I know that the army did not intervene in East Pakistan to stop the killing of non-Bengalis, which went on for three weeks while the generals pretended to seek extra-parliamentary deals with the politicians. Saving civilian lives was not the motive behind the vast repressions that have already cost countless Pakistanis their lives and property and forced millions to flee to India. Unequal bartering of brutalities is not a function of responsible government. The very fact that this military regime seeks justification for its behavior by referring to the excesses of the Awami League and the aroused masses is a measure of the steep decline in the civic standards of our army and civil services. Above all, criminality is not a commercial proposition: one cannot deposit the crimes of one into the account of another.
The Chinese rhetoric on this issue is irrelevant. They have offered Pakistan their support only against foreign interference; and indicated their belief that this conflict is an internal matter. Much more alarming is the American government’s decision to continue armaments sales and economic aid to the dictatorship, despite the unanimous opposition of its Western allies, of important men in the Congress, and of the World Bank. This is particularly striking in view of the long-standing loyalty to the West and to the US of Sheikh Mujib and his party.

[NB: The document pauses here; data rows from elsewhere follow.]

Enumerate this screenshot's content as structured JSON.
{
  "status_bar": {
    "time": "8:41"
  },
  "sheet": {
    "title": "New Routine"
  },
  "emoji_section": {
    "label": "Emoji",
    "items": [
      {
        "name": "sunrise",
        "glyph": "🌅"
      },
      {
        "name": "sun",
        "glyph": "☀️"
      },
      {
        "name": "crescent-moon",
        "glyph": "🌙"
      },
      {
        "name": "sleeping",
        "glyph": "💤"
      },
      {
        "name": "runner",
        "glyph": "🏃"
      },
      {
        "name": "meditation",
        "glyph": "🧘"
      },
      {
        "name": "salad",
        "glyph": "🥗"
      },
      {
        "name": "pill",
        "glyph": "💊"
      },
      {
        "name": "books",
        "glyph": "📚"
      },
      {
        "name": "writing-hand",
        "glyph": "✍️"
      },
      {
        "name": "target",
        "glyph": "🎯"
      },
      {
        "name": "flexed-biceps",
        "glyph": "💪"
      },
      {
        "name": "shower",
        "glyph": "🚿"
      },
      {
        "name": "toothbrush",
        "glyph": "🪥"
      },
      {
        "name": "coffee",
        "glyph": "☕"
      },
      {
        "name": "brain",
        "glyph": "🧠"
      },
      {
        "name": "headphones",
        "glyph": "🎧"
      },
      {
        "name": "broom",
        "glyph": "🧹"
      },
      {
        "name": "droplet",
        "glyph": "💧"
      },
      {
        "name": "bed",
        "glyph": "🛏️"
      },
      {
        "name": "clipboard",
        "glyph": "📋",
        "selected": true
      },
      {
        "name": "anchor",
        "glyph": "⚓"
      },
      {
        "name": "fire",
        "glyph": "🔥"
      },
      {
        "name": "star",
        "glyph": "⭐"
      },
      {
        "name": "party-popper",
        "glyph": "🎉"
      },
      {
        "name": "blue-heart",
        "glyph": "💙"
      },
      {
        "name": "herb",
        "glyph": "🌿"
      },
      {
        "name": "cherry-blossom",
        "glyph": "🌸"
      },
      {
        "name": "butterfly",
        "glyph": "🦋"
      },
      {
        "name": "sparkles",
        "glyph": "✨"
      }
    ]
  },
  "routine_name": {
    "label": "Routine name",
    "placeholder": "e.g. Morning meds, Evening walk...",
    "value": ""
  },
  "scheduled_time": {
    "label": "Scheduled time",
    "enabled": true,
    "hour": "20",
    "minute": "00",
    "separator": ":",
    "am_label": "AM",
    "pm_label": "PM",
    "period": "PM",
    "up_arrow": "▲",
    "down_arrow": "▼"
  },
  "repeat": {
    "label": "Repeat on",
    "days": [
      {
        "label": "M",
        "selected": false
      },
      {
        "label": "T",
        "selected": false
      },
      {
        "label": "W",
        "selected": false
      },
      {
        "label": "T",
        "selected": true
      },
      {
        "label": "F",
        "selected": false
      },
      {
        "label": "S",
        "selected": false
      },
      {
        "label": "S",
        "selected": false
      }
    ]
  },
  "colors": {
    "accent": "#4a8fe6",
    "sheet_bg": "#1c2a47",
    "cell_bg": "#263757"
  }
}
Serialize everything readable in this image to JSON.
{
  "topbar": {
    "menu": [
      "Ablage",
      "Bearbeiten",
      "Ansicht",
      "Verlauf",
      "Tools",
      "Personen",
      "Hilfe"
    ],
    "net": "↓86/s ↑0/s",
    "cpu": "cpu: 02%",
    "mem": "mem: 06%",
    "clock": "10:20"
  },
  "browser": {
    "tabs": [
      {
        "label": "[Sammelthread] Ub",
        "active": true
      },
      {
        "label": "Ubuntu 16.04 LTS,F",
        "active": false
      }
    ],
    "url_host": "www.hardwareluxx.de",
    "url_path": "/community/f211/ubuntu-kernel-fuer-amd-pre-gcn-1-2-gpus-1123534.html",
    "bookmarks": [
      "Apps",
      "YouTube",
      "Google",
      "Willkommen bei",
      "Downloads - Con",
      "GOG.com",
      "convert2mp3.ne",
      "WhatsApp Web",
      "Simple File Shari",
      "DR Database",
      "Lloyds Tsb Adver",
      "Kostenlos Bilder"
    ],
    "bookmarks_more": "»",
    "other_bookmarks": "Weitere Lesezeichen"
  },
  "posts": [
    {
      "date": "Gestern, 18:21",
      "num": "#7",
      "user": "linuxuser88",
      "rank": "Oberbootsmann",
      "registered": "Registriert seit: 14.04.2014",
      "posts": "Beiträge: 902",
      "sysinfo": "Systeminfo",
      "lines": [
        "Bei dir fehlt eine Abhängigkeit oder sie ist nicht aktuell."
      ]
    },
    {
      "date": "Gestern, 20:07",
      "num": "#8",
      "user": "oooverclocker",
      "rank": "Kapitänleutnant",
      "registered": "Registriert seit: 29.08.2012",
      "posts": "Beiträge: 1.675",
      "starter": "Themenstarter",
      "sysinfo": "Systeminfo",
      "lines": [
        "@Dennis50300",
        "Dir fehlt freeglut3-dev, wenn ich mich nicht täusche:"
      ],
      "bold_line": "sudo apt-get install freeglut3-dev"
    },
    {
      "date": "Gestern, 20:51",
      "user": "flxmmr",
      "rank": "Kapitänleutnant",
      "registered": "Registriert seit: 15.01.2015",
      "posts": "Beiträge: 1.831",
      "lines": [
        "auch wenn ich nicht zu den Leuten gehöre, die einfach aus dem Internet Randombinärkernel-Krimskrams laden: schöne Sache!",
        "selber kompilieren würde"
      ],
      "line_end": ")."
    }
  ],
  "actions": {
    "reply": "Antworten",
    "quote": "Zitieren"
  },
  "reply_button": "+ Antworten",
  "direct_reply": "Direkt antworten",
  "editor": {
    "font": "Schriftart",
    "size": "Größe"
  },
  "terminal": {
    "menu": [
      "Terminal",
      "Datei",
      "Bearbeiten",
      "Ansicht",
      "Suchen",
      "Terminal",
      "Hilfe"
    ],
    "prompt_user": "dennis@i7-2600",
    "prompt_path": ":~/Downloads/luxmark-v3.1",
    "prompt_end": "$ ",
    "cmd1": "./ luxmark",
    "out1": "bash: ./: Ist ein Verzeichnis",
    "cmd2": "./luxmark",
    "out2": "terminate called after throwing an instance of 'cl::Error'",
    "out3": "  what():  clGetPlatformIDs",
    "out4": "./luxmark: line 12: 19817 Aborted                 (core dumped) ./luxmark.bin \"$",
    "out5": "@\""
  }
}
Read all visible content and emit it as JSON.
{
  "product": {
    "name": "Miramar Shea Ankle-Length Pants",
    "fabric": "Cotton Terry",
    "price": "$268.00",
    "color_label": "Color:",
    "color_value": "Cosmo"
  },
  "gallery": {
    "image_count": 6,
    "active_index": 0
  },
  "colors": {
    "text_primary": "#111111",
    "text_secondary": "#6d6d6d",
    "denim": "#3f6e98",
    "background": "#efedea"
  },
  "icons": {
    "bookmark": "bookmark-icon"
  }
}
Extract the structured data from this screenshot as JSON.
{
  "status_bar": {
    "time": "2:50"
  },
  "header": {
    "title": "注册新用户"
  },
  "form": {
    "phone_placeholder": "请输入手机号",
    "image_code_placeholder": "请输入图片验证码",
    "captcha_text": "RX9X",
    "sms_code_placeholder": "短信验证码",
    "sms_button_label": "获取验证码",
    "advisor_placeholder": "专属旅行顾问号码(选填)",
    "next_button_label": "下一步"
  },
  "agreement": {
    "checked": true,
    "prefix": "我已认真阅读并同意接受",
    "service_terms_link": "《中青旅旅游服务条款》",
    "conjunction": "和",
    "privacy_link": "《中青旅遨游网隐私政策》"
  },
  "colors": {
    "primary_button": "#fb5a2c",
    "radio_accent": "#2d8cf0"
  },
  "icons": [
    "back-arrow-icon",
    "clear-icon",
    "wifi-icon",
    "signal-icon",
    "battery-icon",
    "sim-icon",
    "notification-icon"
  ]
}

Washington’s assistance to the West Pakistan junta should be a lesson to those Pakistanis who believed that the US, given a choice between militarists and moderate democrats, would choose the latter. The leaders of the Awami League in East Pakistan failed to understand how important West Pakistan was to the Nixon-Kissinger strategy of building an informal anti-Soviet alliance of dependable clients around the Mediterranean and Indian oceans—from Spain and Portugal, through Greece and Israel, to Iran and Pakistan.
It has been said that General Yahya is now being rewarded by US support for having arranged Mr. Kissinger’s recent mission to China. If this is so, then the Chinese-American detente will have started by being detrimental to the weak and poor in Asia. Whatever the reasons for US policy, however, one effect is clear: Americans have become silent accomplices in crimes against humanity in yet another part of Asia. But their obligations are not as urgent as yours and mine.
I should also stress that the recent developments strengthen the possibility of a war between India and Pakistan. The two countries are more and more becoming pawns in world politics. India and the USSR have now signed a twenty-year friendship pact in which Russia promises to give military assistance to India in the event of war with Pakistan. This treaty cancels the gains that Pakistan had made at the Tashkent conference in 1966, when the Russians promised both to give aid to Pakistan and to be neutral in India-Pakistan relations.
I do not know if my position would at all contribute to a humane settlement. Given the fact that our government is neither accountable to the public nor sensitive to the opinion of mankind, our protest may have no effect until this regime has exhausted all its assets and taken the country down the road to moral, political, and economic bankruptcy. However, lack of success does not justify the crime of silence in the face of criminal, arbitrary power.